Comment Re:4GB has been insufficient for many years now (Score 2) 12
Web browsers are absolute hogs, and, in part, that's because web sites are absolute hogs. Web sites are now full-blown applications that were written without regard to memory footprint or efficiency. I blame the developers who write their code on lovely, large, powerful machines (because devs should get good tools, I get that), but then don't suffer the pain of running them on perfectly good 8 GB laptops that *were* top-of-the line 10 years ago, but are now on eBay for $100. MS Teams is a perfect example of this. What a steaming pile of crap. My favored laptop is said machine, favored because of the combination of ultra-light weight and eminently portable size, and zoom works just fine on it, but teams is unusable. Slack is OK, if that's nearly the only web site you're visiting. Eight frelling GB to run a glorified chat room.
The thing that gets my goat, however, is that the laptop I used in the late 1990s was about the same form factor as this one, had 64 MB (yes, MB) of main memory, and booted up Linux back then just about as fast. If memory serves, the system took about 2 MB, once up. The CPU clock on that machine was in the 100 MHz range. Even not counting for the massive architectural improvements, my 2010s-era laptop should boot an order of magnitude faster. It does not.

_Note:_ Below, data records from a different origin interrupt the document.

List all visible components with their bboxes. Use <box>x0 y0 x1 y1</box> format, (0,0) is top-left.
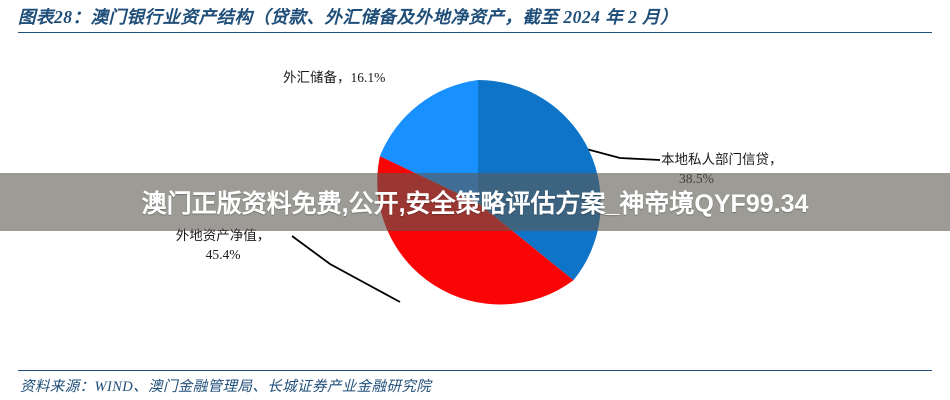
data-label-external-nav: 外地资产净值， 45.4% <box>148 226 298 264</box>
title-divider <box>18 32 932 33</box>
data-label-local-credit-line1: 本地私人部门信贷， <box>661 152 783 167</box>
page-title: 图表28：澳门银行业资产结构（贷款、外汇储备及外地净资产，截至 2024 年 2… <box>18 4 932 30</box>
source-note: 资料来源：WIND、澳门金融管理局、长城证券产业金融研究院 <box>20 375 431 396</box>
watermark-overlay: 澳门正版资料免费,公开,安全策略评估方案_神帝境QYF99.34 <box>0 173 950 231</box>
figure-title-band: 图表28：澳门银行业资产结构（贷款、外汇储备及外地净资产，截至 2024 年 2… <box>18 4 932 34</box>
figure-root: 图表28：澳门银行业资产结构（贷款、外汇储备及外地净资产，截至 2024 年 2… <box>0 0 950 400</box>
watermark-text: 澳门正版资料免费,公开,安全策略评估方案_神帝境QYF99.34 <box>142 184 809 220</box>
source-divider <box>18 370 932 371</box>
data-label-external-nav-line2: 45.4% <box>148 245 298 264</box>
data-label-fx-reserves: 外汇储备，16.1% <box>283 68 385 87</box>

Why? Because a long time ago, it became OK to include vast numbers of libraries because programmers were too lazy to implement something on their own, so you got 4, 5, 6 or more layers of abstraction, as each library recursively calls packages only slightly lower-level to achieve its goals. I fear that with AI coding, it will only get worse.
And don't get me started on the massive performance regression that so-called modern languages represent, even when compiled. Hell in a handbasket? Yes. Because CPU cycles are stupidly cheap now, and we don't have to work hard to eke out every bit of performance, so we don't bother.